The excellent De Queen Schools band concert Sunday afternoon reminded me once again of the importance of music and other arts in human development. The eighth-grade band and the high school band played wonderfully, many of them beyond their grade-level. It was obvious that the leadership was deeply committed to music as well as to the young musicians. I know that the directors would certainly agree with fellow Arkansans President Clinton and Governor Huckabee that participating in musical groups is very important. There is something wonderfully formative about cooperating with others to accomplish something beautiful. Thus, band may be one of the most important activities in our schools.
In my own case, I was minding my own business in eighth-grade study hall when the band director, Mr. Craig, came in and said, “I need a big boy to carry something for me.” I was always rather large for my age, so I raised my hand. I seldom studied in study hall (or anywhere else) anyway. Well, Mr. Craig wrapped a double-b-flat bass horn around my body and gave me a fingering chart for the scales. He said, “Tomorrow, instead of study hall, come to the band hall.” I did and became bass horn player all through school. My band experience was exceedingly positive. I got to dress up in a uniform, go on band trips, participate in parades, play concerts and develop friendships, especially with girls.

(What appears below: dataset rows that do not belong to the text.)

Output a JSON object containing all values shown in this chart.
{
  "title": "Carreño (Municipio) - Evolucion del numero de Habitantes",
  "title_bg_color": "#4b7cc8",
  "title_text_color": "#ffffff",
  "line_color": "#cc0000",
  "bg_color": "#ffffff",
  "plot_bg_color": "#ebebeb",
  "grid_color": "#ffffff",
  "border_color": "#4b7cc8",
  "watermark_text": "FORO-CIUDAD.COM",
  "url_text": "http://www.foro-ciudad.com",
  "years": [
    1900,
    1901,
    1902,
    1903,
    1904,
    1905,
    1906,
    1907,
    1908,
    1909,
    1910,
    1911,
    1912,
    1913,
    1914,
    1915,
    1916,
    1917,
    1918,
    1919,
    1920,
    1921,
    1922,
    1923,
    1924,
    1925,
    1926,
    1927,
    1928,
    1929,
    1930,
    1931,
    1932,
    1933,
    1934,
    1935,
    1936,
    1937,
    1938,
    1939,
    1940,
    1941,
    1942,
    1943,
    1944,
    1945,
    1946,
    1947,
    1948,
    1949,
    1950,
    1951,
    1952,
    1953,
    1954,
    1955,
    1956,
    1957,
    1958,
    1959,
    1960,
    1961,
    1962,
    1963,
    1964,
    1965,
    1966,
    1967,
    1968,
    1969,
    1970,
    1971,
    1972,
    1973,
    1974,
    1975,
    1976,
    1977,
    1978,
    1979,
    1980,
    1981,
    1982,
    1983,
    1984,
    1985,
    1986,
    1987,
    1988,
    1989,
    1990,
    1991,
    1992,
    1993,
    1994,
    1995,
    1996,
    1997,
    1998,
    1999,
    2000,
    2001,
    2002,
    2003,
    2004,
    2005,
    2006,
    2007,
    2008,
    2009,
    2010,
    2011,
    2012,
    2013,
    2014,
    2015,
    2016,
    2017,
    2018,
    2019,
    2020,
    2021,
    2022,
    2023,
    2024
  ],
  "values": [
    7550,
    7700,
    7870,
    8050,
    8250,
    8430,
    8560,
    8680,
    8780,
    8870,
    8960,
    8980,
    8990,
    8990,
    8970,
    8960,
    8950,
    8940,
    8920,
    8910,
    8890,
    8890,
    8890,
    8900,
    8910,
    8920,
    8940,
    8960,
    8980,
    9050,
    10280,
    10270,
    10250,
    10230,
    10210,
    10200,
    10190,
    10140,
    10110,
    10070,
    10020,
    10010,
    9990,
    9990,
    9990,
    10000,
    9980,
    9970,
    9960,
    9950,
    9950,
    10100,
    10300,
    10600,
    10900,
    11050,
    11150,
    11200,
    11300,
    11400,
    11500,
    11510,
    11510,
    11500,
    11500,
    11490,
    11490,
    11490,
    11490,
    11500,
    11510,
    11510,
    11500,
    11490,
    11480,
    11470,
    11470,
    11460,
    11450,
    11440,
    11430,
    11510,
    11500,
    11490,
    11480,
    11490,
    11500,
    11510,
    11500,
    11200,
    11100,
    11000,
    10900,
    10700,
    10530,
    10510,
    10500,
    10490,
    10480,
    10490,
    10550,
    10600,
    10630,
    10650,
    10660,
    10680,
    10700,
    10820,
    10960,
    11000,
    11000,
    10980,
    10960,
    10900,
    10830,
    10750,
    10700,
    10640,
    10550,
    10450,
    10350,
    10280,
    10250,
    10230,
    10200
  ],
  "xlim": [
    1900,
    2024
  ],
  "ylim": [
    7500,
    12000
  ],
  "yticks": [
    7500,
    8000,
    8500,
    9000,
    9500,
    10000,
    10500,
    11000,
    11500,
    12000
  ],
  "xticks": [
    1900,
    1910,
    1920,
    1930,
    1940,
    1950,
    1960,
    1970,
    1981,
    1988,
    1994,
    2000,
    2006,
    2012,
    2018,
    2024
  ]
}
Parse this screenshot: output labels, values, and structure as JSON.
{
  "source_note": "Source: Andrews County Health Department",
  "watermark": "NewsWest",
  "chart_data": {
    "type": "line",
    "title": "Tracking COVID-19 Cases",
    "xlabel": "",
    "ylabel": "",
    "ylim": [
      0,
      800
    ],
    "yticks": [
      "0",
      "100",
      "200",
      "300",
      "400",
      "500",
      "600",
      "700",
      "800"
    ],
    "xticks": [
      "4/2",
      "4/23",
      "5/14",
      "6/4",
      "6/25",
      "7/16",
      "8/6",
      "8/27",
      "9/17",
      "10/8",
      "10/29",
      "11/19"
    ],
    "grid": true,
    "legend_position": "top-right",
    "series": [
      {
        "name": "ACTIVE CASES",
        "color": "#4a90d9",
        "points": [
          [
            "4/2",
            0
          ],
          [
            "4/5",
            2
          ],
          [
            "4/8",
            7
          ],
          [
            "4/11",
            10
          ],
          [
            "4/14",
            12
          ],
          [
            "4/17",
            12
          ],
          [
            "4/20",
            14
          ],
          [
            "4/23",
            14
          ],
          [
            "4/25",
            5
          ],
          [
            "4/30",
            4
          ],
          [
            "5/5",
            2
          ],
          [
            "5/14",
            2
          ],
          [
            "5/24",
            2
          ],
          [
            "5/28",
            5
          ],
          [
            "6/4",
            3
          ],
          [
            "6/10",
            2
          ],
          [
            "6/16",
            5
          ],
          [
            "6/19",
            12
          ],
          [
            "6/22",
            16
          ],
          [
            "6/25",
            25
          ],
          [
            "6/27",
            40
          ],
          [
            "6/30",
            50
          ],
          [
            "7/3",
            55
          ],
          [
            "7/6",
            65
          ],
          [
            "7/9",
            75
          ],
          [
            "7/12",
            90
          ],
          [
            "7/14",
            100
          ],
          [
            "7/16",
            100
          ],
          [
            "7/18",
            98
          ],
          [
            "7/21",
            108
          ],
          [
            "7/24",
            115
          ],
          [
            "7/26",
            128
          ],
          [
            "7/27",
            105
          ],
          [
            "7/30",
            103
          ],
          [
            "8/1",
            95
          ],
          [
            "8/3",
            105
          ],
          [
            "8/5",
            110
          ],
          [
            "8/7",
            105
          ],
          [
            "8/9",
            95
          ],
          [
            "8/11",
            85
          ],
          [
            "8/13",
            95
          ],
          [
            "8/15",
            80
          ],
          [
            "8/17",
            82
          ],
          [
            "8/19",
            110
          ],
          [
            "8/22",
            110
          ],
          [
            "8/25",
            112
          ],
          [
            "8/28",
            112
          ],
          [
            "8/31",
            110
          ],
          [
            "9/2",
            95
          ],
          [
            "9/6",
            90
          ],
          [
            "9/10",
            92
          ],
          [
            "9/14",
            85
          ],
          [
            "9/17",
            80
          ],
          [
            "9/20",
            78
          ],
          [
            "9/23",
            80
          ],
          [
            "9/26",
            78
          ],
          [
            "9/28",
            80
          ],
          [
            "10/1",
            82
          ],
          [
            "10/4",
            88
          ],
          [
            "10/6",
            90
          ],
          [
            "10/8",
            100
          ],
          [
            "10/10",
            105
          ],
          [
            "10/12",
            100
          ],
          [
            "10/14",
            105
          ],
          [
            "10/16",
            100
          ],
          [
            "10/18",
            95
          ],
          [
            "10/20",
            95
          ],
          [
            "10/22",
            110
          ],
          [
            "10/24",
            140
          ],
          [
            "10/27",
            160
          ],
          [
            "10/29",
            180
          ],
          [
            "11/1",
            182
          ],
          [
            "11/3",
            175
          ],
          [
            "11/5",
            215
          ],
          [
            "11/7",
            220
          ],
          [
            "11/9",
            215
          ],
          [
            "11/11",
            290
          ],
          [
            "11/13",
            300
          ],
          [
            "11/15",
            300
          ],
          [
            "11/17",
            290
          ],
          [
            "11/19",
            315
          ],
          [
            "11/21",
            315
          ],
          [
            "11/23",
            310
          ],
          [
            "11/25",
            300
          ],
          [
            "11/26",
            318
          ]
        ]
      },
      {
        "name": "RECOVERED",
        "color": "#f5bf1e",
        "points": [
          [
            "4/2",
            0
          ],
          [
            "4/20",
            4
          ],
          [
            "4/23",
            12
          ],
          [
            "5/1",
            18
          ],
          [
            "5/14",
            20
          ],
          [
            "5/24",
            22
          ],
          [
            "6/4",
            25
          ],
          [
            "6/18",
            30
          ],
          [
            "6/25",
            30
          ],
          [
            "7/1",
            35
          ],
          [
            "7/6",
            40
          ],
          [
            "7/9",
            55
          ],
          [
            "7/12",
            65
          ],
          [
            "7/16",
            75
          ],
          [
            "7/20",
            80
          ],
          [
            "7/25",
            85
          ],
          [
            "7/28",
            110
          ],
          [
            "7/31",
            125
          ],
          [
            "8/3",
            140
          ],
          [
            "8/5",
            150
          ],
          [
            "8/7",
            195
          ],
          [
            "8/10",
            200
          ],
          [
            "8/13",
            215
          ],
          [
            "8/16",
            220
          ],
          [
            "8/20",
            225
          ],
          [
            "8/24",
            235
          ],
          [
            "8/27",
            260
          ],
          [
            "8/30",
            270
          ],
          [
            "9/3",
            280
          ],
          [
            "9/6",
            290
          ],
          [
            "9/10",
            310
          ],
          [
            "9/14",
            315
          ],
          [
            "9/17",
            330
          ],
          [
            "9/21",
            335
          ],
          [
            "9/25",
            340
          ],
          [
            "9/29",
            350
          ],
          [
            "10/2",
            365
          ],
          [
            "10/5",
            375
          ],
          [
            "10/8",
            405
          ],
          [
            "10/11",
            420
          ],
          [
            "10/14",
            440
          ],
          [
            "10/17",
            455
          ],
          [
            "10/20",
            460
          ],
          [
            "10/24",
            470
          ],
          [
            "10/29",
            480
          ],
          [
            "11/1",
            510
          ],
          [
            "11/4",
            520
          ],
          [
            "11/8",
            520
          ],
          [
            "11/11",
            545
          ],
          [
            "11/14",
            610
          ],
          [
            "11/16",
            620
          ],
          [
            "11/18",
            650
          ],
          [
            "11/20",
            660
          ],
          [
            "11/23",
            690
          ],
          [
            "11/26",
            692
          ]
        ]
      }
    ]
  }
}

Also, when my voice changed, I noticed that I could sing the bass notes written in the hymnal at church and stay more or less on pitch. I was invited to sing in the church choir and, thus, became part of yet another group cooperating to accomplish something beautiful and often inspiring. I bought a bass fiddle and played it in several groups as well. I cannot say that these bands were accomplishing something beautiful, but there was considerable cooperation as we played at dances and other events. And, these ventures were somewhat lucrative.
Needless to say, when I was in the service, there were not many opportunities to sing or play an instrument. I missed an opportunity in basic training when the drill sergeant asked for anybody who played a musical instrument to step forward. I had been cautioned about volunteering, so I did not step forward. Most of those who did became part of the base marching band.
Anyway, at about the same time I got out of the service, my fellow bandsman, Kenneth Smith, got out, too. He became choir director at a church and, even though I was a bit rusty on all things concerning church, I joined his choir and really enjoyed getting back into the swing of such things. He had me sing a little solo in a cantata, “Lead me Lord.” That song became my prayer and I ended up in college choir where I met my wife. That college choir turned out to be the most important activity at college and truly led to something beautiful.